Nel caso esaminato dalla Cassazione, una collaboratrice domestica aveva agito in giudizio, evidenziando che il proprio rapporto di lavoro era iniziato in una data antecedente rispetto alla formale stipula del contratto di lavoro.
Di conseguenza, la domestica aveva chiesto che il giudice accertasse tale circostanza e condannasse la datrice di lavoro al pagamento delle relative differenze retributive.
Il Tribunale di Roma, pronunciatosi in primo grado, aveva rigettato la domanda proposta dalla collaboratrice domestica e la sentenza era stata confermata dalla Corte d’appello.

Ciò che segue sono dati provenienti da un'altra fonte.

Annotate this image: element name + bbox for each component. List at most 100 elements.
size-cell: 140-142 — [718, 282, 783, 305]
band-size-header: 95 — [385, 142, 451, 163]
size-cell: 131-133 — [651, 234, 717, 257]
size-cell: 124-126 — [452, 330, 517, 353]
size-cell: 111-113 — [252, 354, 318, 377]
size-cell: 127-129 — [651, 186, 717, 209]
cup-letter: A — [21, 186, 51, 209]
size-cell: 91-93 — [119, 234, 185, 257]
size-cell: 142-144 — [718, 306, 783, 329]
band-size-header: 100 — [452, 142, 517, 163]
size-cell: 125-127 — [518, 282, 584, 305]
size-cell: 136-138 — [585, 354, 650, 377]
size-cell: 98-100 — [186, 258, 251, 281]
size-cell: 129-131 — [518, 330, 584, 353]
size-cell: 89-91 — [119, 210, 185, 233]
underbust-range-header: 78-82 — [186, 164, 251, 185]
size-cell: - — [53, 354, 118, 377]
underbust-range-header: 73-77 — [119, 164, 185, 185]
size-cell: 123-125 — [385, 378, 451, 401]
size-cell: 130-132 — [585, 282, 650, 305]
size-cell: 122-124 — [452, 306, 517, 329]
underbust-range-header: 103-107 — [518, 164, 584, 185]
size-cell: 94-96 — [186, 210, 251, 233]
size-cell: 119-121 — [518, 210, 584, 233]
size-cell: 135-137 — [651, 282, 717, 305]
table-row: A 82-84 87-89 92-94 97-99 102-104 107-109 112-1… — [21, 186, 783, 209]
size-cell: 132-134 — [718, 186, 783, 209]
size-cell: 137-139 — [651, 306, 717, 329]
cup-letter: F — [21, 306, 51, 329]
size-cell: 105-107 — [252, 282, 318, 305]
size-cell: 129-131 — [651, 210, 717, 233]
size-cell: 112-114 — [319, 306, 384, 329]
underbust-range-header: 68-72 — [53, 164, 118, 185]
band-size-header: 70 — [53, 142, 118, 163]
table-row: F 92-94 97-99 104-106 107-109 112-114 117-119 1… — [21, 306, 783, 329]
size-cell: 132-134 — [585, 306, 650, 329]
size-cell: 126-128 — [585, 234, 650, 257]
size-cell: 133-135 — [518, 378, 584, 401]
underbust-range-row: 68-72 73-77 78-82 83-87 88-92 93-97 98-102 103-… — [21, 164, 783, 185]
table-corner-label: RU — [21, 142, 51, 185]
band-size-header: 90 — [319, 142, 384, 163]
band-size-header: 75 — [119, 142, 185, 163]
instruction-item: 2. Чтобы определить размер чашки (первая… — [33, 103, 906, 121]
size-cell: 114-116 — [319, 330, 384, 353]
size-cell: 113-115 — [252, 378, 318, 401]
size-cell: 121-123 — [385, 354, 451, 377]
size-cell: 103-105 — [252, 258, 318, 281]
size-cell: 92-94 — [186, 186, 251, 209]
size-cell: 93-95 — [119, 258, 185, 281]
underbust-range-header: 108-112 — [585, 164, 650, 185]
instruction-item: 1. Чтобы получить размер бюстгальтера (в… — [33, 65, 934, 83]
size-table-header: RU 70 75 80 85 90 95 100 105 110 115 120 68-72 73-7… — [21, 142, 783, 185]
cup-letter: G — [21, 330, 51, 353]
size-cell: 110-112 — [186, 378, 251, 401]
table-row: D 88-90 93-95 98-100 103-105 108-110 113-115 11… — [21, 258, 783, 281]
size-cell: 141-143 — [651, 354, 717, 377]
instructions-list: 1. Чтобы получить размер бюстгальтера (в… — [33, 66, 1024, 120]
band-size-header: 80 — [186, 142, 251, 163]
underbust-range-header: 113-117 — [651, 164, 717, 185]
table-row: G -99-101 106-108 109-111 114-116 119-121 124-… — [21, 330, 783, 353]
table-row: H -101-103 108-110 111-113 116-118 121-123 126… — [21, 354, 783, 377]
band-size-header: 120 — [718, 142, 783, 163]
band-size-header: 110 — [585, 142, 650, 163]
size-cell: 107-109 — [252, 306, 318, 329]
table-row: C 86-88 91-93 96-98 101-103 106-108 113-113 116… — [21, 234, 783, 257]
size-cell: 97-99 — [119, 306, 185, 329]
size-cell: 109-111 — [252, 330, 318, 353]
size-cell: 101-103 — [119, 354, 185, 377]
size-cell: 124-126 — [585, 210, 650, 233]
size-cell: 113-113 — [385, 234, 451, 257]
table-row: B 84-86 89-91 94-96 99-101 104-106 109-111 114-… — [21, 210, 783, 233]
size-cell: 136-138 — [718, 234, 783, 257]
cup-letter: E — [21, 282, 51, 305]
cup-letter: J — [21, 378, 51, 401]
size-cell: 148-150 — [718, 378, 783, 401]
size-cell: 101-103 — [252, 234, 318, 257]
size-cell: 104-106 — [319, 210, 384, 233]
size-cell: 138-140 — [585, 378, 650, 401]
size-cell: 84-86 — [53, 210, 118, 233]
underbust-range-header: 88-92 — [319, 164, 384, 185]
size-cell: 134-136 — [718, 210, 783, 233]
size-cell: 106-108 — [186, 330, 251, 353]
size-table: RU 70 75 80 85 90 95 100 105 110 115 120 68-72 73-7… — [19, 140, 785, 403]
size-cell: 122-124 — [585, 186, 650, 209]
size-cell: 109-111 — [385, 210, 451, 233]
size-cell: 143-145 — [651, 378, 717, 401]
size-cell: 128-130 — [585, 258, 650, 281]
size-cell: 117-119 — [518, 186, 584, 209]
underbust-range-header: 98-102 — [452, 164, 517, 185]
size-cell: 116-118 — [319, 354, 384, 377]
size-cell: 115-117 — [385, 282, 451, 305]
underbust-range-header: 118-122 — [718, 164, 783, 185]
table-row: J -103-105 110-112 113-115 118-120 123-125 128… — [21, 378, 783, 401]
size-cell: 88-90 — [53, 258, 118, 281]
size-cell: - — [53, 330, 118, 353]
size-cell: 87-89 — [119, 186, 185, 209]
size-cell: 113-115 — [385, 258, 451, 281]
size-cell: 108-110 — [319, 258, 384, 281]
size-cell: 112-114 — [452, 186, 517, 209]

La Corte d’appello, in particolare, era giunta alla decisione di rigettare la domanda della domestica, in quanto aveva ritenuto che la stessa non avesse adeguatamente provato l’inizio anticipato del rapporto di lavoro rispetto alla formale assunzione.
Ritenendo la decisione ingiusta, la domestica aveva deciso di rivolgersi alla Corte di Cassazione, nella speranza di ottenere l’annullamento della sentenza sfavorevole.
Nemmeno la Corte di Cassazione, tuttavia, riteneva di poter dar ragione alla domestica, rigettando il relativo ricorso, in quanto infondato.
Evidenziava la Cassazione, infatti, che la Corte d’appello aveva adeguatamente motivato la propria decisione, basando la stessa sulle dichiarazioni rese dai testimoni sentiti in corso di causa, nonché sulla circostanza che, nel periodo rivendicato dalla domestica, la datrice di lavoro aveva in essere un rapporto di lavoro con un’altra collaboratrice.
Pertanto, secondo la Cassazione, poiché la ricorrente non aveva fornito sufficienti elementi probatori a sostegno della propria domanda, la stessa non poteva essere accolta. Al fine dell’accoglimento, infatti, era necessario che la domestica fornisse dei precisi elementi dai quali fosse possibile desumere che, effettivamente, aveva cominciato a lavorare prima della data indicata nel contratto di assunzione.
Alla luce di tali considerazioni, la Corte di Cassazione rigettava il ricorso proposto dalla domestica, confermando integralmente la sentenza resa dalla Corte d’appello e condannando la ricorrente anche al pagamento delle spese processuali.